裴舒看着她,相视而笑,心里不免感到一丝苦涩:这可是原主用生命换来的顿悟啊。
两人正说着话,电话突然响了。
裴舒拿起手机看了一眼屏幕,上头亮着“张秘书”三个字。
是张涛,程以南的秘书。
裴舒把屏幕转向叶珊,无声地做了个嘴型:“张涛”,随后接起电话。
电话一通,对面男人一副公事公办的语气传来:“程太太,程总让我通知您一声,下周五是程夫人生日宴会,请您提前做好准备。”

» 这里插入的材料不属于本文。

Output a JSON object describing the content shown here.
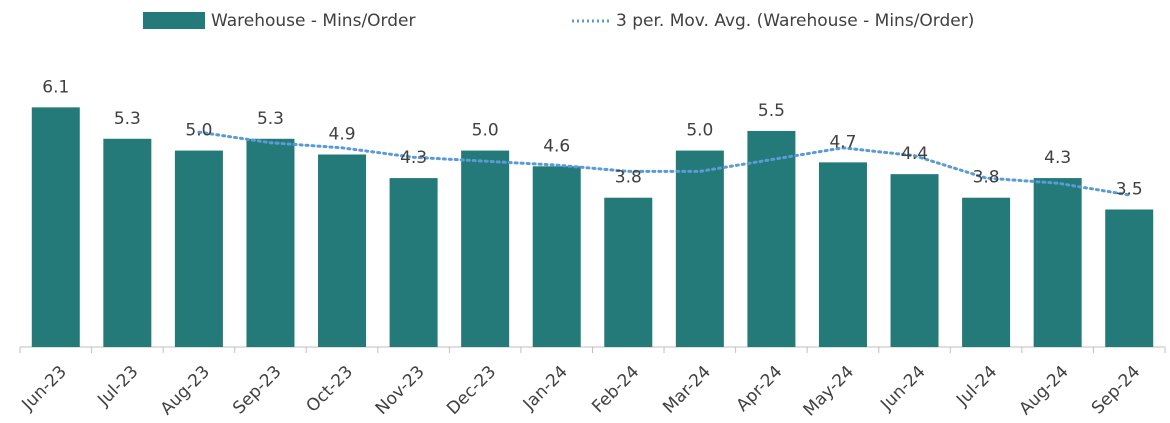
{
  "chart_data": {
    "type": "bar",
    "categories": [
      "Jun-23",
      "Jul-23",
      "Aug-23",
      "Sep-23",
      "Oct-23",
      "Nov-23",
      "Dec-23",
      "Jan-24",
      "Feb-24",
      "Mar-24",
      "Apr-24",
      "May-24",
      "Jun-24",
      "Jul-24",
      "Aug-24",
      "Sep-24"
    ],
    "series": [
      {
        "name": "Warehouse - Mins/Order",
        "color": "#237a78",
        "values": [
          6.1,
          5.3,
          5.0,
          5.3,
          4.9,
          4.3,
          5.0,
          4.6,
          3.8,
          5.0,
          5.5,
          4.7,
          4.4,
          3.8,
          4.3,
          3.5
        ],
        "value_labels": [
          "6.1",
          "5.3",
          "5.0",
          "5.3",
          "4.9",
          "4.3",
          "5.0",
          "4.6",
          "3.8",
          "5.0",
          "5.5",
          "4.7",
          "4.4",
          "3.8",
          "4.3",
          "3.5"
        ]
      },
      {
        "name": "3 per. Mov. Avg. (Warehouse - Mins/Order)",
        "color": "#5b9bd5",
        "type": "line",
        "values": [
          null,
          null,
          5.47,
          5.2,
          5.07,
          4.83,
          4.73,
          4.63,
          4.47,
          4.47,
          4.77,
          5.07,
          4.87,
          4.3,
          4.17,
          3.87
        ]
      }
    ],
    "ylim": [
      0,
      7
    ],
    "legend": "top"
  }
}
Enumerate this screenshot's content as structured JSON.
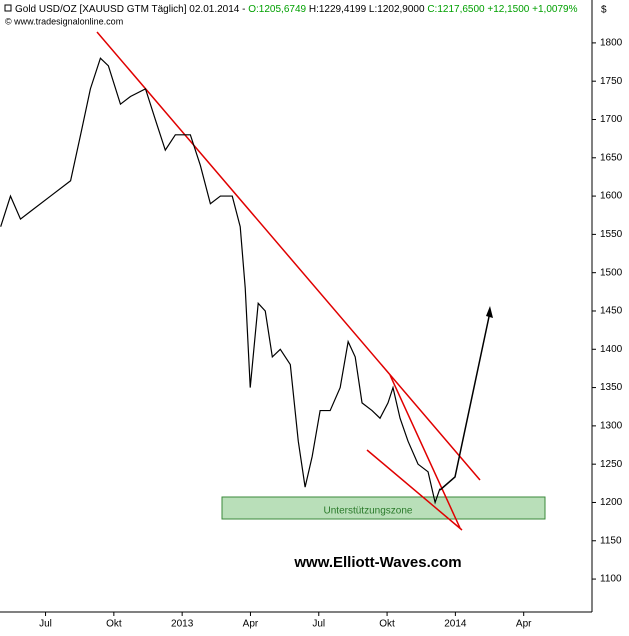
{
  "chart_data": {
    "type": "line",
    "title": "Gold USD/OZ [XAUUSD GTM  Täglich] 02.01.2014 -",
    "quote": {
      "open": "O:1205,6749",
      "high": "H:1229,4199",
      "low": "L:1202,9000",
      "close": "C:1217,6500 +12,1500 +1,0079%"
    },
    "copyright": "© www.tradesignalonline.com",
    "currency": "$",
    "annotations": {
      "zone": "Unterstützungszone",
      "watermark": "www.Elliott-Waves.com"
    },
    "x": [
      -1.97,
      -1.54,
      -1.1,
      -0.66,
      0.22,
      1.1,
      1.54,
      1.97,
      2.41,
      2.76,
      3.29,
      3.73,
      4.39,
      4.82,
      5.26,
      5.7,
      6.36,
      6.8,
      7.24,
      7.68,
      8.2,
      8.55,
      8.77,
      8.99,
      9.34,
      9.65,
      9.96,
      10.31,
      10.75,
      11.1,
      11.4,
      11.71,
      12.06,
      12.5,
      12.94,
      13.29,
      13.6,
      13.9,
      14.34,
      14.69,
      15.04,
      15.26,
      15.57,
      15.92,
      16.36,
      16.8,
      17.11,
      17.32
    ],
    "series": [
      {
        "name": "Gold USD/OZ",
        "color": "#000000",
        "values": [
          1560,
          1600,
          1570,
          1580,
          1600,
          1620,
          1680,
          1740,
          1780,
          1770,
          1720,
          1730,
          1740,
          1700,
          1660,
          1680,
          1680,
          1640,
          1590,
          1600,
          1600,
          1560,
          1480,
          1350,
          1460,
          1450,
          1390,
          1400,
          1380,
          1280,
          1220,
          1260,
          1320,
          1320,
          1350,
          1410,
          1390,
          1330,
          1320,
          1310,
          1330,
          1350,
          1310,
          1280,
          1250,
          1240,
          1200,
          1218
        ]
      }
    ],
    "xlim": [
      -2,
      24
    ],
    "xticks": [
      {
        "value": 0,
        "label": "Jul"
      },
      {
        "value": 3,
        "label": "Okt"
      },
      {
        "value": 6,
        "label": "2013"
      },
      {
        "value": 9,
        "label": "Apr"
      },
      {
        "value": 12,
        "label": "Jul"
      },
      {
        "value": 15,
        "label": "Okt"
      },
      {
        "value": 18,
        "label": "2014"
      },
      {
        "value": 21,
        "label": "Apr"
      }
    ],
    "ylim": [
      1057,
      1856
    ],
    "yticks": [
      1100,
      1150,
      1200,
      1250,
      1300,
      1350,
      1400,
      1450,
      1500,
      1550,
      1600,
      1650,
      1700,
      1750,
      1800
    ]
  }
}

他口中的程夫人,是程家现任家主的夫人,也就是程以南的母亲。然而,这个程夫人却是小三上位,而程以南呢,名副其实的私生子,两人一直被程父养在外头。谁知道,程以南读高中的时候,程家家主的正房夫人突然患了癌症一命呜呼,这位小三便带着儿子成功入主中宫。一朝飞上枝头变凤凰,人人见了都得客气叫一声:程夫人。
也算是熬出头了。
裴舒心里冷笑,老子喜欢在外面养人,儿子也不例外,果然是上梁不正下梁歪。
心里这么想着,裴舒脸上露出一个满是讽刺的笑容,然而,开口的语气却是柔和甜美:“啊,是妈的生日啊,我记得。”
叶珊在对面看得咋舌,又听得裴舒继续说:“我知道了。以南有没有说让我准备些什么礼物呢?”

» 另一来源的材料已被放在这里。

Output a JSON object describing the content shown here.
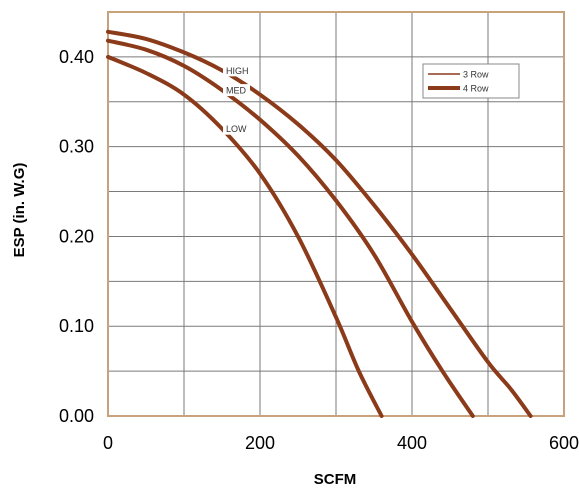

张秘书明显因她甜美的语气愣了一下,才回道:“程总说您知道程夫人的喜好,让您操办就行。”
“好吧。”裴舒直接应承下来,又问:“以南最近工作很忙吗?”
她总是追问打探程总的行踪,疑神疑鬼,张涛已经见怪不怪。他心里厌烦,又恢复了冷淡的语气,说:“程总一直很——”

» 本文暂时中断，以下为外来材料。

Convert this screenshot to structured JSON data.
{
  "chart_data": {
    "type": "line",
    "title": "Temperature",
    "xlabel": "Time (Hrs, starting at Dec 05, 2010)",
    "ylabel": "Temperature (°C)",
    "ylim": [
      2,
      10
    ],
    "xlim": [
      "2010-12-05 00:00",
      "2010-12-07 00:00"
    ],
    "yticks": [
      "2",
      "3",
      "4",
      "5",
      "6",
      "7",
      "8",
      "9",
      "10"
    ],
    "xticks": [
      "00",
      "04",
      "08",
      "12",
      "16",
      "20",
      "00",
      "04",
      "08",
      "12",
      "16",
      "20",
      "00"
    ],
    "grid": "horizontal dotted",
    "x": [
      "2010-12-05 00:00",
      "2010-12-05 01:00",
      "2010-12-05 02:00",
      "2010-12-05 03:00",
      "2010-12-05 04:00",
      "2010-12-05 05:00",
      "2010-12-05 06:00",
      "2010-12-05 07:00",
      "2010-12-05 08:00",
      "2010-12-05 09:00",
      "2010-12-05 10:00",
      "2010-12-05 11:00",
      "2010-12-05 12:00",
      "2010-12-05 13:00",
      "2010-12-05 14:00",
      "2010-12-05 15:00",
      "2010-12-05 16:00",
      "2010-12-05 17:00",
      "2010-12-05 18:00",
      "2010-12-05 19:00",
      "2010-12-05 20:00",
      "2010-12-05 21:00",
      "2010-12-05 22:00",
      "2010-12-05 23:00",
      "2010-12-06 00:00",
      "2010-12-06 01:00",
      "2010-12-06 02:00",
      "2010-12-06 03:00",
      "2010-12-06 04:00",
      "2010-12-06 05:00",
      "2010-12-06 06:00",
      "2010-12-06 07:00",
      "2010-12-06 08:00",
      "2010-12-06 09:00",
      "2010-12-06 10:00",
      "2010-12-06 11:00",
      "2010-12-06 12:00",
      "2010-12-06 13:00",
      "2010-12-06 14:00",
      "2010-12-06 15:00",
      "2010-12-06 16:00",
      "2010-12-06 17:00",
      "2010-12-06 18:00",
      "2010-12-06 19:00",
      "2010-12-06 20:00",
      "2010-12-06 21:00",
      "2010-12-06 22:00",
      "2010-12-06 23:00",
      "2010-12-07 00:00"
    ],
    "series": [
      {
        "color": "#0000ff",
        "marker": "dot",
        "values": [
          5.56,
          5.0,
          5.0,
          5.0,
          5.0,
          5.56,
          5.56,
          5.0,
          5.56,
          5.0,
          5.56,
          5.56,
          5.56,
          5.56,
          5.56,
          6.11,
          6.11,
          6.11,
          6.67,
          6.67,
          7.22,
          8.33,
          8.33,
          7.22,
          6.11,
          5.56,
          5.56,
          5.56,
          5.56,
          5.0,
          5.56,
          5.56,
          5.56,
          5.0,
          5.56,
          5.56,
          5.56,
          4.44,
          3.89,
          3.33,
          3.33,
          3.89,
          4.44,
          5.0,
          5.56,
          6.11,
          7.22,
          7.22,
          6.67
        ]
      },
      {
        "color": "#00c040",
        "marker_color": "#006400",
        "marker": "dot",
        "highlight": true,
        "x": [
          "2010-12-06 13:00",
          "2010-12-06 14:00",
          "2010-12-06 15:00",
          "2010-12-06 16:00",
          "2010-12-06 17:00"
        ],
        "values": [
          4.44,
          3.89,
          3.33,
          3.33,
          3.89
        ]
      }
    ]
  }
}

一个“忙”字还没说出口,就被裴舒打断,她急急忙忙地说:“哎呀,先这样吧,我还有事。”
说完挂了电话。
这电话挂得突然,张涛听到话筒里传来的嘟嘟忙音,还没反应过来。
这……这是怎么一回事?她问这个问题,只是随口一提?怎么感觉一点都不在意答案?
餐厅里,叶珊全程竖起耳朵听他俩对话,见裴舒突然挂了电话,还朝她吐舌做了个鬼脸,显然一脸得意。
叶珊和那头被挂了电话的张涛一样瞠目结舌。
裴舒晃了晃手机,解释说:“这张涛以前老是不耐烦接我电话,这回儿我倒想试试先挂他电话,让他感受一下这滋味。”
叶珊听了一愣,觉得她突然使起小性子居然分外可爱。随后,她把话题扯回来,说:“程以南又想搞什么花样?”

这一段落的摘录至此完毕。